System Administrator Middle / Senior
We are Timeweb Cloud, a cloud solutions provider with a geographically distributed infrastructure. We develop a full-fledged IaaS/PaaS platform that includes Managed Kubernetes services, DBaaS, S3 object storage, Load Balancing as a Service (LBaaS), and virtual private networks.
We are looking for a system administrator who will handle non-standard server configurations, investigate complex incidents, and automate everything that moves.
Role focus — cloud infrastructure: virtualization, networking (overlay/underlay), performance, platform-level incidents.
What you will do:
- Investigate complex problems
- Analyze logs, traces, and metrics to find root causes of incidents in any part of the cloud.
- Diagnose problems at the level of Python services and scripts (understanding the code is sufficient, active development is not required).
- Work with the Linux kernel, network stack to find bottlenecks.
- Design and install non-standard configurations
- Deploy distributed systems in production and under live load.
- Optimize the performance of virtualization hosts and network dataplane components (NUMA, IRQ/RPS, I/O, schedulers).
- Participate in architectural design of new solutions with the team.
- Write scripts in Bash and Python to automate software installation and server configuration.
- Work with configuration management systems (SaltStack / Ansible).
- Configure and develop monitoring (Zabbix and other systems).
- Participate in on-call rotations (approximately one week per month, oncall).
- Assist in resolving emergency situations when standard tools and junior teams are insufficient.
We expect from you:
- Deep understanding of Linux operation: cgroups, namespaces, network stack, systemd, processes, and initialization system.
- Understanding of processor topology, including NUMA, and the ability to consider it when configuring performance.
- Ability to investigate problems at the kernel and system call level: from analyzing logs and strace to finding bottlenecks.
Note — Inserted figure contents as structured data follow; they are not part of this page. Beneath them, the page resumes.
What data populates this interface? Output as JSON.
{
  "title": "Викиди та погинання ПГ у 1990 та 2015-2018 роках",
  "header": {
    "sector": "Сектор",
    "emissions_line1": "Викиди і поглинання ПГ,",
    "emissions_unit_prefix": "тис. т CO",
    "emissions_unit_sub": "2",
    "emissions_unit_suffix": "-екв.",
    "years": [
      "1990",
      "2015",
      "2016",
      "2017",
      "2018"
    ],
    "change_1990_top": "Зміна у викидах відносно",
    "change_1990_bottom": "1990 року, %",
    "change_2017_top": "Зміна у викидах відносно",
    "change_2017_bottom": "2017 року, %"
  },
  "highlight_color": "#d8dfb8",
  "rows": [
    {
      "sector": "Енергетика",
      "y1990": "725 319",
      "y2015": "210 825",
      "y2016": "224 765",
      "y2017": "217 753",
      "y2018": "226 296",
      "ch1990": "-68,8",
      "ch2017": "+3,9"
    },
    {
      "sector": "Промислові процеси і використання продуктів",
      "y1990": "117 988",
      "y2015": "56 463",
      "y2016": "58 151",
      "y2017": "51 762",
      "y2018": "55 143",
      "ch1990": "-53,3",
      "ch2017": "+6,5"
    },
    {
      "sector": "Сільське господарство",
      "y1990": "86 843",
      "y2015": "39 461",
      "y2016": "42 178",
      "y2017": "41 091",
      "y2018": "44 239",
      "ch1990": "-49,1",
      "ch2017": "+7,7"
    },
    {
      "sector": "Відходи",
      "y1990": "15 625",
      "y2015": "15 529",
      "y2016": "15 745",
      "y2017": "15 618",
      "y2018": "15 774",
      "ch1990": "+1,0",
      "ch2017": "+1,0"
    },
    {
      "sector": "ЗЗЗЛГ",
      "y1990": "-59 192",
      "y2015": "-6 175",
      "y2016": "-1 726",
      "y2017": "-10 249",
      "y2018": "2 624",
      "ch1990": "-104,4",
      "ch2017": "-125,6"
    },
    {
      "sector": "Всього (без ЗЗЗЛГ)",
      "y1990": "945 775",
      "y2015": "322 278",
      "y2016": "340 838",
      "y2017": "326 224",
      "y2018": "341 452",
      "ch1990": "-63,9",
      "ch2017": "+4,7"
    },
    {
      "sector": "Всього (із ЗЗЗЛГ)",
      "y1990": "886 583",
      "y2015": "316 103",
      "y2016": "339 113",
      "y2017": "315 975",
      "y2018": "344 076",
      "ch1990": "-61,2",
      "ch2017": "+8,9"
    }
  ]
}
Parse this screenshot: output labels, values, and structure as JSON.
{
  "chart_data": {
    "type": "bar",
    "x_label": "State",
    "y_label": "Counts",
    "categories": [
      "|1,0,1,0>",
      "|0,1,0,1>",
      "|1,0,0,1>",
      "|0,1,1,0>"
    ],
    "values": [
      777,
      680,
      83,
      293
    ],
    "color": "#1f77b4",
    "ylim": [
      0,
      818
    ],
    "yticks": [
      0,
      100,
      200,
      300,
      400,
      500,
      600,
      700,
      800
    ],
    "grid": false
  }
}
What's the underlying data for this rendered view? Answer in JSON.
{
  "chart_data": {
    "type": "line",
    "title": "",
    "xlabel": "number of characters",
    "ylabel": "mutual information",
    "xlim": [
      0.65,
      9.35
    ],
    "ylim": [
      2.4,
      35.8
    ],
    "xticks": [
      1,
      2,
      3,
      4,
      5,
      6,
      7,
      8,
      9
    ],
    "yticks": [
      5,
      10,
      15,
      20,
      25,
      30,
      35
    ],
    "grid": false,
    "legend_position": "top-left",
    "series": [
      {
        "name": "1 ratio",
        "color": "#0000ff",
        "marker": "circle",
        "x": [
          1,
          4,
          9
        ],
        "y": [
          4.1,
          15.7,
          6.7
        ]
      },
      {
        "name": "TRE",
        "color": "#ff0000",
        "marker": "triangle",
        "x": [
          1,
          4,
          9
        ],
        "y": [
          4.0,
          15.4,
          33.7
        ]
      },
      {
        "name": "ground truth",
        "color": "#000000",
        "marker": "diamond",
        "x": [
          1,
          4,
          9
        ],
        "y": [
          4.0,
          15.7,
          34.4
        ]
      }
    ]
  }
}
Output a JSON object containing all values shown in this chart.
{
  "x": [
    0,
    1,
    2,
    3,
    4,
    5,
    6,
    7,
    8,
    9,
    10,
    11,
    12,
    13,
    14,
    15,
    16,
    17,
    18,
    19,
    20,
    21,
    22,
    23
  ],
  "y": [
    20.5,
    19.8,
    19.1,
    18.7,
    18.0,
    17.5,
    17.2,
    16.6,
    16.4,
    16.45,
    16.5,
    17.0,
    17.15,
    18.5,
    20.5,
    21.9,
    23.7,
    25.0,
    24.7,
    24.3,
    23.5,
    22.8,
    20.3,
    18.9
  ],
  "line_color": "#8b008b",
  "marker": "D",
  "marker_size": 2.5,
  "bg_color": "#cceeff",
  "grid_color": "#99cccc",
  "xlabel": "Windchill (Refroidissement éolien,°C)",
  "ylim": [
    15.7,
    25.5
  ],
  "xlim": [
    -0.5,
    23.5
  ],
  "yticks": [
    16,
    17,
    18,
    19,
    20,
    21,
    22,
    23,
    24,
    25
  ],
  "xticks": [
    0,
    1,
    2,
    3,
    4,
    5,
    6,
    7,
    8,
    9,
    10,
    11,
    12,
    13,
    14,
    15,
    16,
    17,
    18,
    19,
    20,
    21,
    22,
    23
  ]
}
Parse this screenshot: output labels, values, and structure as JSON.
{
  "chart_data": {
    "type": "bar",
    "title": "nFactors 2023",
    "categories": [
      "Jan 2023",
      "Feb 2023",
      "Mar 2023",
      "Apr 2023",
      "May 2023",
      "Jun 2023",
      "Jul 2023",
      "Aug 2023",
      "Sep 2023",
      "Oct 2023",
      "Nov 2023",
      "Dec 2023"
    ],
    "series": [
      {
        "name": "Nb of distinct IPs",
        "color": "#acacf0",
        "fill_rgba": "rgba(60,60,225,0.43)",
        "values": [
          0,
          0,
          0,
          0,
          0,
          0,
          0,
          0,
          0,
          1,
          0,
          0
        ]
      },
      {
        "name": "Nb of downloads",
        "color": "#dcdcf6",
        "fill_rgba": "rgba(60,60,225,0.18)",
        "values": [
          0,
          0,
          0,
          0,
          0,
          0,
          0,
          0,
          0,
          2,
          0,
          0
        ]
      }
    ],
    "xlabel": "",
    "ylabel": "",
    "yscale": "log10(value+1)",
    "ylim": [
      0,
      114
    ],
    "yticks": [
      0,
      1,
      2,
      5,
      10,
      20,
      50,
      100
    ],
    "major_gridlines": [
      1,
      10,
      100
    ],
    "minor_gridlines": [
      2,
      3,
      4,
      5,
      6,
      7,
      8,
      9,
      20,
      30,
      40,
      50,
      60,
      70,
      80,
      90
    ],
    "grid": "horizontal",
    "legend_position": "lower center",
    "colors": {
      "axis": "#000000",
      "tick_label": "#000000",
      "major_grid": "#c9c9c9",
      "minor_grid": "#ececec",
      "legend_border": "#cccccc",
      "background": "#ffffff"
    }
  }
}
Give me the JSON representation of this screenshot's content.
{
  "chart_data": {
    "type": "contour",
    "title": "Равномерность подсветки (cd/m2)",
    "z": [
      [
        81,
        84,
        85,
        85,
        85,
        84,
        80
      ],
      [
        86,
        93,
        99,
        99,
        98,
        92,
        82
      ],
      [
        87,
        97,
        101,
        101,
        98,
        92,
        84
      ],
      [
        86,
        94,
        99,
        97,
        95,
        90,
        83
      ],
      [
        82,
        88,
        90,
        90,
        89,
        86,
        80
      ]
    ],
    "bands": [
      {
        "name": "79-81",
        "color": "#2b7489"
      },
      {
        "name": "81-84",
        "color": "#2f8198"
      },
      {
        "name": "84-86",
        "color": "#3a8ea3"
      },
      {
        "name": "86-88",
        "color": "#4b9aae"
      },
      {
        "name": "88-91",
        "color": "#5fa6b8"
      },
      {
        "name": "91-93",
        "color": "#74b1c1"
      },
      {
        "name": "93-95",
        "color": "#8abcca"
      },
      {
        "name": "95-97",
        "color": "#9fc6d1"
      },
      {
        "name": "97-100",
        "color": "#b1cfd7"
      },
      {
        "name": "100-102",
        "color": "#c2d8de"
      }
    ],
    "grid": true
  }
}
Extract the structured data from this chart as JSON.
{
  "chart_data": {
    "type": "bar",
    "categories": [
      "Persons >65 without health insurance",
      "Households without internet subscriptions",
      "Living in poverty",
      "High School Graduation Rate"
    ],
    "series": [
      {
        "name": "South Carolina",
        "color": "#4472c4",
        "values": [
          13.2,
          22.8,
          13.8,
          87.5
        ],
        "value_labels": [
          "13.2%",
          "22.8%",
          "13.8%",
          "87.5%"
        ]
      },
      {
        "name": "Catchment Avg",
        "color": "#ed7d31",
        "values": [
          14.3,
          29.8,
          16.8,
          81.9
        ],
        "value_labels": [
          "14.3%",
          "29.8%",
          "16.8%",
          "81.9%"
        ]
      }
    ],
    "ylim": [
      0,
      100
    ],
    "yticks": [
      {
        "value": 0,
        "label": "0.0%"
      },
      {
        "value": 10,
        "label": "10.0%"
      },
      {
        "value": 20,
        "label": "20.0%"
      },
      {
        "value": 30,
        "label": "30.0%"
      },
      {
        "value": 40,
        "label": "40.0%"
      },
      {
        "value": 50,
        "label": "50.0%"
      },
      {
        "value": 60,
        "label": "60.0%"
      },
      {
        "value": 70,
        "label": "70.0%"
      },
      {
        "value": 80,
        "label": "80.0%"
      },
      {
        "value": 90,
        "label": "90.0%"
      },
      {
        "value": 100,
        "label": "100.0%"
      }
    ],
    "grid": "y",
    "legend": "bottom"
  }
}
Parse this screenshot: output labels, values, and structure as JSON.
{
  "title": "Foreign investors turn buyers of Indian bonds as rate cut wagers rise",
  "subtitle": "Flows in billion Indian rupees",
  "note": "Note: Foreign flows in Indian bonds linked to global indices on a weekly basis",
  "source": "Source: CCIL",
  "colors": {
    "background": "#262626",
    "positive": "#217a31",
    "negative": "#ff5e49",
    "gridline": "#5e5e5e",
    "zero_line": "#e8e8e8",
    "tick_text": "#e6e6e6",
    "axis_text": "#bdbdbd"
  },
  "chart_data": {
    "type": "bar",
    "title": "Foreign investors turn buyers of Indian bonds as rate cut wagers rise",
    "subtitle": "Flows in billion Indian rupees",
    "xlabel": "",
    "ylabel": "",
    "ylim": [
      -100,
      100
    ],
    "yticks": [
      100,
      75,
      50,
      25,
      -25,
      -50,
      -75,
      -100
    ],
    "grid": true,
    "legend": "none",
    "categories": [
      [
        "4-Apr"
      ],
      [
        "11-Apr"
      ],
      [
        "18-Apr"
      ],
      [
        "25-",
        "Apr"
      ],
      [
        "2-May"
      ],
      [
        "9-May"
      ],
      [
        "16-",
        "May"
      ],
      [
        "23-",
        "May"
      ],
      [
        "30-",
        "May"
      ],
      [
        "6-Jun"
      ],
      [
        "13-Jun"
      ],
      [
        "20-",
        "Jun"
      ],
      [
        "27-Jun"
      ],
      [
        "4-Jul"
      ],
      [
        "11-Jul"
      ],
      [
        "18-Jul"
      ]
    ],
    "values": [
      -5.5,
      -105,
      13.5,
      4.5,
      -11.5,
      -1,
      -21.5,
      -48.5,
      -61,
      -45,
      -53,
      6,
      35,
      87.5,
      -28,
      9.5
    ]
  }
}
- Understanding of disk I/O, file systems, volume managers, and schedulers.
- Experience with QEMU/KVM and libvirt.
- Understanding the differences between virtual machines and containers.
- Understanding of VLAN, VXLAN, BGP.
- Experience with OpenvSwitch, understanding of OpenFlow.
- Experience with SaltStack and/or Ansible.
- Configuration and support of monitoring (Zabbix or similar).
- Python at the code reading level (understanding what is happening in services and scripts).
- Confident Bash skills.
Will be a huge plus:
- Basic understanding of Ceph: what it is, how S3 and RBD disks for virtual machines are built on it.
- Experience with SAN/NAS.
- SDN and virtualization
- Experience with OpenStack / OpenNebula / oVirt.
- Familiarity with SDN solutions (OVN, Tungsten Fabric).
Our stack:
- OS and virtualization: Linux, QEMU, KVM, libvirt
- Networking: VLAN, VXLAN, BGP, OpenvSwitch, OpenFlow, FRR
- Automation: SaltStack, Ansible, Bash, Python
- Monitoring: Zabbix, Prometheus, Victoria Metrics
- Storage: Ceph
- CI/CD: GitLab CI/CD
What we offer:
- Official employment in an accredited IT company with all the ensuing benefits;
- Voluntary Medical Insurance (DMS);
- Sports compensation;
- Psychological counseling compensation;
- 8 additional days off per year - 2 each quarter;
- Remote work format or work in the office near Moskovskiye Vorota metro station (St. Petersburg) with the possibility of hybrid work - at your choice.
Additional benefits for those working in our St. Petersburg office:
- Office doctor visits;
- Meal compensation via "NaLunch";
- Office library, opportunity to learn from colleagues from other departments and divisions.
- Office kitchen with unlimited coffee, tea, fruits, and snacks.